Austin Hastings wrote:
--- Rod Adams <[EMAIL PROTECTED]> wrote:
A guess from my current understanding:
You're wanting to play with a database. You take a continuation. You
see if have a database handle open and good to go, if so you do your
thing. (can you then dismiss the continuation? do uninvoked continuations
pile up somewhere?). If the handle is not ready, you do everything needed
to prepare the handle, and then invoke the continuation.
But I don't see how a continuation gained you much over
C<prepare($dbh) unless ready($dbh);>.
So what makes them so cool?
You know how you can log in to your webmail/slashdot/sourceforge/amazon account, and get a cookie that says you're logged in?
And you know how you can then go into your browser's history list and pick up some entry that was invalid, or came from yesterday, and when you click through, the cookie (local data) that says you're legitimately logged in stays with you, so the site doesn't give you a hard time?
That's continuation-like behavior.
Continuations will let you take "function pointers" at an arbitrary location: instead of entering the top of the function, you can come in to the middle.
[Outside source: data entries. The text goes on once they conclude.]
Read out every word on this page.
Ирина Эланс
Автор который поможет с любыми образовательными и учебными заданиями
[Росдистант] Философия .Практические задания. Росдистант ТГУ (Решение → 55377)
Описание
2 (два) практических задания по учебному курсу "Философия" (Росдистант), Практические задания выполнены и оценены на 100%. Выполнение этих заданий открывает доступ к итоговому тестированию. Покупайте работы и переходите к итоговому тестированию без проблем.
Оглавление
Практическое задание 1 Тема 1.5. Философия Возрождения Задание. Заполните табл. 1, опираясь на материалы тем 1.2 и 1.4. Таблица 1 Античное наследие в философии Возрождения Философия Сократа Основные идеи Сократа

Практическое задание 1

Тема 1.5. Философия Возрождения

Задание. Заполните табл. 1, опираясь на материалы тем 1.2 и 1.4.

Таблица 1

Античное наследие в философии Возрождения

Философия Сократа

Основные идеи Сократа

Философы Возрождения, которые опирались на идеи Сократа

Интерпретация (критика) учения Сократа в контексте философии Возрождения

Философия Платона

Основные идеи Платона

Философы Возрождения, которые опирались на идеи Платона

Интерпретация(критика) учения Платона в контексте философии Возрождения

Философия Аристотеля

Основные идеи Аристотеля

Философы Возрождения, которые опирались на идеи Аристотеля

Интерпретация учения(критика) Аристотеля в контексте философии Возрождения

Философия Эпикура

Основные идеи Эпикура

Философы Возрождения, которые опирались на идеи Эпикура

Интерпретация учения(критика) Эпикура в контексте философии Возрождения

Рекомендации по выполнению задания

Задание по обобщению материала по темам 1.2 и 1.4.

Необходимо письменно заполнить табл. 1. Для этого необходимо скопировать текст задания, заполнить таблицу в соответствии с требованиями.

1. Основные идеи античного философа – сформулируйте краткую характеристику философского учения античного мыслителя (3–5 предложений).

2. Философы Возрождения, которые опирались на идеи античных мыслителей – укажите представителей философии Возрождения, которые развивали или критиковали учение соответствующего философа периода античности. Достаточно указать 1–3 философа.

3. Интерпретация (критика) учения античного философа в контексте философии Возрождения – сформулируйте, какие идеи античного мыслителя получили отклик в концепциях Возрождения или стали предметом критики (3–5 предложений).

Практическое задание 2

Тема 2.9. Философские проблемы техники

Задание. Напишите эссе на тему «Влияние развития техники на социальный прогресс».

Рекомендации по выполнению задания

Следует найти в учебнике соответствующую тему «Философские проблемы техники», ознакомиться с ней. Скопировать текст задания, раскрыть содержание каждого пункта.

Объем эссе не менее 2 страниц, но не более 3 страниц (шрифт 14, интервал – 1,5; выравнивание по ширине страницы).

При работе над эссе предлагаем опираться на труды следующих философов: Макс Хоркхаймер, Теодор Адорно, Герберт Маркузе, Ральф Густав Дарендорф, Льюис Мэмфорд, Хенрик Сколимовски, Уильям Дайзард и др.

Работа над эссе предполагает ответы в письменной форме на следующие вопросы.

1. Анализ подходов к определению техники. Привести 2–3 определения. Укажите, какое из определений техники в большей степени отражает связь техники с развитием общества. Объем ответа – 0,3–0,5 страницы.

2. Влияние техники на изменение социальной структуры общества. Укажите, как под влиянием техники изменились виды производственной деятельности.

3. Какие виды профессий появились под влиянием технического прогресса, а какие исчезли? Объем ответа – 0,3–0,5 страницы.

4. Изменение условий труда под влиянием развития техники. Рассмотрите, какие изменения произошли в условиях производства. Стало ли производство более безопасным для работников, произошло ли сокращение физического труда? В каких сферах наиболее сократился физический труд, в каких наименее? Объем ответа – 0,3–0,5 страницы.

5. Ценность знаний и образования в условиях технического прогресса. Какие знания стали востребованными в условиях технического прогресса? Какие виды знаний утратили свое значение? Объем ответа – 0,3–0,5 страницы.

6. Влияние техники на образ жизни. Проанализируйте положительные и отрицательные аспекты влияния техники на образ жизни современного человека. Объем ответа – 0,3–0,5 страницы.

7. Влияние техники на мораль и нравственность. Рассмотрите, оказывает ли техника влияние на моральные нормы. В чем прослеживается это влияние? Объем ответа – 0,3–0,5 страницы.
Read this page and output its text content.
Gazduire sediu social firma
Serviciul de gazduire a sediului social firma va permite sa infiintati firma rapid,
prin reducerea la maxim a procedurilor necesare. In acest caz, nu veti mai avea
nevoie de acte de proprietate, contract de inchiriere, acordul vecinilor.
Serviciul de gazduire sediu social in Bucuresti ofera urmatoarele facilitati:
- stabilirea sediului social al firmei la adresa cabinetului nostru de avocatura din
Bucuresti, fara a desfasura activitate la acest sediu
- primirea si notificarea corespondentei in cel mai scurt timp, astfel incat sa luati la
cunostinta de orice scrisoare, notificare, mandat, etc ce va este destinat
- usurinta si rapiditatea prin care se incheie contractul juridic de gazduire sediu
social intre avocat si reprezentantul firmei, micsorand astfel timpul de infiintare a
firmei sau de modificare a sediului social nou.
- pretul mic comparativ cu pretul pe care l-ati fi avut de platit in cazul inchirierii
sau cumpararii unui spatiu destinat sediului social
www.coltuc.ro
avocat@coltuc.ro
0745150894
They are similar to setjmp/longjmp in this context: you have to pass through once to "take" the continuation, before you can invoke it. But you can invoke it arbitrarily many times, unlike set-/long-jmp, since the continuation closes over the entire call stack.
=Austin
Well, that's another explanation that jives with my understanding of them..... But I still don't have an idea of when I would actually want to use them in something I'm writing.